Anti-cheat software is part of an endless cat-and-mouse game: developers find a way to detect and punish cheaters, who in turn try to evade detection by building better cheats. This cycle can only be halted momentarily, when either developers or cheaters manage to out-smart the other. A few years ago, a game editor managed to do exactly that, in a brilliant way.
Summer 2016, everyone is stuck to their phones playing Pokémon GO, the newest game by studio Niantic where you roam the streets to catch virtual monsters in augmented reality. Among the nearly 1 billion players who downloaded the app, inevitably came people with the intent to break the game or give themselves an unfair advantage.
How to catch cheaters?
As a multiplayer game development company, the last thing you want is to have players frustrated by a large number of cheaters who take the fun out of the game. Games that are free to download and play (like Pokémon GO) have it even worse, because hackers can easily create another account with no cost and very little effort when they get banned.
The most simple way to find the most obvious cheaters is to use a Report System. When a player sees potentially fraudulent behavior from another player, they can submit a report which will be reviewed manually by an expert from the company who can make an informed decision. This kind of human-based system is great for UX: it empowers the player to actively participate in cheat prevention instead of being frustrated by a weak anti-cheat, but it also has its limits. Indeed, it’s expensive to hire manual reviewers and the process is likely to take several hours or days, especially given that cheaters don’t wait for office hours to use their malicious software. Also, in the case of Pokémon GO where user interaction is minimal, it’s hard for a player to determine whether their opponent is a legitimately strong player or someone who used automated tools to reach a high level.
This brings us to another type of common cheat detection technique, which is rule-based detection. Here, the developers study through reverse-engineering or in-game behavior how various hacks work, and try to come up with rules which can accurately detect them without false positives. Such rules include verification of the game’s integrity (many cheats modify game assets or inject custom libraries), or measuring the number of actions made each second to expose super-human performance. Given sufficient performance and accuracy, automated detection can go as far as processing every game in real-time and banning cheaters on the fly.
However, rule-based algorithms now belong to the past thanks to the rise of machine learning which gave us ways to design extremely precise and versatile detection systems which do not rely on humans to create rules for them. One such example is the use of deep neural networks by the famous Valve Anti Cheat on multiplayer games of Counter Strike: Global Offensive, as presented by John McDonald at GDC 2018.
Still, machine learning models have one major downside: they have to rely on huge annotated datasets to be trained correctly.
The case of Pokémon GO
The limitation of needing large datasets of player traces already labeled as legitimate/cheat is usually solved by making those annotations manually or using some elementary rule-based classifier.
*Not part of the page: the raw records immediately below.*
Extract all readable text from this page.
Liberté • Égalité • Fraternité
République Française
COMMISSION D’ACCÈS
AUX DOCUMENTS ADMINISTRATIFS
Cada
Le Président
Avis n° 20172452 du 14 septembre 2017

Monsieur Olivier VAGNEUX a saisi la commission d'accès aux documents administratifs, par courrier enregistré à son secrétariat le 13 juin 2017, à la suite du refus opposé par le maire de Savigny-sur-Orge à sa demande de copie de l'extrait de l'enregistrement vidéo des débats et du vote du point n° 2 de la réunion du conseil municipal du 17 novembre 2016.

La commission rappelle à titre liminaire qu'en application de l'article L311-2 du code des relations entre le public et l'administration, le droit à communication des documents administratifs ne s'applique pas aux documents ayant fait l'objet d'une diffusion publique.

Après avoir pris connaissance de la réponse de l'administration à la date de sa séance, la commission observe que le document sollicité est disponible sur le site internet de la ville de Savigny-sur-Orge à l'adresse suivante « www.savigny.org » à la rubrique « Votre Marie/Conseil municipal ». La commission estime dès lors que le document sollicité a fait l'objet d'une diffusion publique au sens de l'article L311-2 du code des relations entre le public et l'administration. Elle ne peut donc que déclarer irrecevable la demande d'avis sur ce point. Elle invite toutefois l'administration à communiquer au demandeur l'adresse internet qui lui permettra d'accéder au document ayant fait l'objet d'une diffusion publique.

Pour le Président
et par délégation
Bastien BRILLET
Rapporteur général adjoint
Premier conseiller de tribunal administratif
However, both of those methods are able to reliably catch only the most obvious and simple cheats, and the more subtle and advanced ones are likely to be included among the legitimate players in the AI’s learning samples. That’s where Niantic implemented a genius design which may actually be the first of its kind in anti-cheat software.
At the game’s release, several protections were put in place to make sure Pokémon GO’s APIs would be abused as little as possible : the app’s executable was protected by SafetyNet which ensures it runs only in a trusted, non-rooted device. Also, some parts of the code were heavily obfuscated and communication with the official game servers was done using a serialized format called Protobuf, which meant that it wasn’t easy to bypass SafetyNet by reimplementing your own fake game client. After a few days, some teams of elite reverse-engineers managed to break through all of those protections, and made a custom library which was able to interact with the Pokémon GO servers. This allowed modders to create automated maps which showed the location of rare Pokémon as they were appearing, but some others with worse intentions started to grind experience points 24/7 using bots and get unfair advantages in battles. Everyone thought that was the end of it, but they were missing a crucial piece of the puzzle…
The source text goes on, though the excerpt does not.